Color, 1999, 87 mins.

Directed by Darren Stein

Starring Rose McGowan, Rebecca Gayheart, Julie Benz, Judy Greer, Chad Christ, Ethan Erickson, Carol Kane, Charlotte Roldan (Lopez), Pam Grier, Jeff Conaway, Marilyn Manson, William Katt, P.J. Soles / Produced by Stacy Kramer & Lisa Tornell / Music by Stephen Endelman / Cinematography by Amy Vincent

Format: DVD - Columbia (MSRP $29.95)

Letterboxed (1.85:1) (16x9 enhanced) / Dolby Digital 5.1

Don't expect to see too many more movies like this after the recent spate of high school shootings. Jawbreaker, the satirical tale of a clique of popular girls who accidentally bump off their friend during a birthday prank, is impossible to take seriously as it winks at the high school hell genre perfected by such films as Carrie and Heathers (the two most obvious points of reference here). However, if a network is too scared to air an episode of Buffy the Vampire Slayer with graduation interrupted by a giant serpent, Jawbreaker would surely land on the political chopping block, too, if more people actually saw it.

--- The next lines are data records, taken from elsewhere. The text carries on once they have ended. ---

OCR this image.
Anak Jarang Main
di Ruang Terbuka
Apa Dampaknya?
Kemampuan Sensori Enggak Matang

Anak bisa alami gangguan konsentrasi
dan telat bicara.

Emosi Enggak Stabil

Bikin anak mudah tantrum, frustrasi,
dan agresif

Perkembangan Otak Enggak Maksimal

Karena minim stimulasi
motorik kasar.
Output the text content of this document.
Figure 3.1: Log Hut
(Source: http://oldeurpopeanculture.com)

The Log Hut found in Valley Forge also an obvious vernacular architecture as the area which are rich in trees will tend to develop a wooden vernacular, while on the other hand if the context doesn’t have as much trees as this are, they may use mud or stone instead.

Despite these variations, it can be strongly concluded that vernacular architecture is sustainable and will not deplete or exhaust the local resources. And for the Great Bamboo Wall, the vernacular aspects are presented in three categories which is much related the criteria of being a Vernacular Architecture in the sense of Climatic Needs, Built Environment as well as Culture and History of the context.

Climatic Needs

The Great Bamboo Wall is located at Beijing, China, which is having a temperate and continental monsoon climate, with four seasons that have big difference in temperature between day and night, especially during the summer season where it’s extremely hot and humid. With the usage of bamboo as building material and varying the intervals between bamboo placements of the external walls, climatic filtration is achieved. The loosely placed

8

Liz Purr, a beautiful high school senior, seems to have it all - looks, charm, and power - until she wakes up on the morning of her seventeenth birthday to find herself bound and gagged in her bed with a jawbreaker stuffed into her mouth. Her three friends -- Courtney (Rose McGown, a.k.a. Mrs. Marilyn Manson, who easily walks off with the entire film), Julie (Urband Legend's Rebecca Gayheart), and Foxy (Julie Benz) -- stuff her into Courtney's trunk and plan a nasty bit of birthday morning humiliation, but it all goes awry when Liz gags on the jawbreaker and suffocates to death. Stuck with a body on a school day, the girls decide to return Liz back to bed and arrange the scene to look like a sexual assault. Unfortunately, they're witnessed by mousy nerd Fern Mayo (Judy Greer, a mini-Anne Heche); to buy Fern's silence, Courtney gives Fern a makeover, makes her popular, and christens her with a new name, Vylette. Of course, like all good American morality tales, everything spirals out of control when the girls' rival power trips force them to do unspeakable things to each other, egged on by the police investigation of Detective Vera Cruz (Pam Grier, excellent and looking great but terribly underused). Like all good high school tales, the sordid saga ends at the prom where everybody gets exactly what's coming to them.

Jawbreaker benefits greatly from superb casting, from McGowan's showstopping bitch goddess turn to amusing bit parts (Carrie's William Katt and P.J. Soles reteaming for a don't-blink cameo, Grease's Jeff Conaway as Julie's dad, When a Stranger Calls' Carol Kane as the principal, an unrecognizable Marilyn Manson, and so on). Director Stein's gaudy eye captures every inch of the gaudy, ultra-vibrant decor and fashion design so perfectly this winds up playing like a nasty Valley version of The Umbrellas of Cherbourg, and his acidic, often hilarious dialogue fires off one rapid clip after another. Jawbreaker doesn't work completely due to its unfortunate indebtedness to Heathers and the simple, inescapable fact that films specifically designed to be cult movies rarely manage to pull it off due to their own self-aware "hipness." While no classic, Jawbreaker is still plenty of fun for viewers in the mood for an insubstantial, slightly nasty puffball of a movie loaded with quotable lines and pretty colors. As for McGowan, she finally gets to strut her stuff full force and at last has the acting ability to pull off the snippy diva routine she first attempted in The Doom Generation and Scream.

As usual, Columbia's DVD of Jawbreaker is first rate, from the eye-popping anamorphic transfer to the deliriously expansive Dolby Digital sound mix. Like most films now, this is overstuffed with pop songs from beginning to end, but at least for once the tunes are well chosen and comment humorously on the action. Stephen Endelman's quirky score (which seems to be a deliberate homage to David Newman's Heathers) enhances the frothy, zippy scenario with a macabre humorous tone, and Stein provides a feature-length commentary ranging from humorous anecdotes to unforunate film school student self-indulgence. A satisfying disc overall, this sweet and sour confection isn't quite perfect but richly deserves to find its intended audience on the small screen where its modest, vinegar-laced charms can perhaps be better appreciated.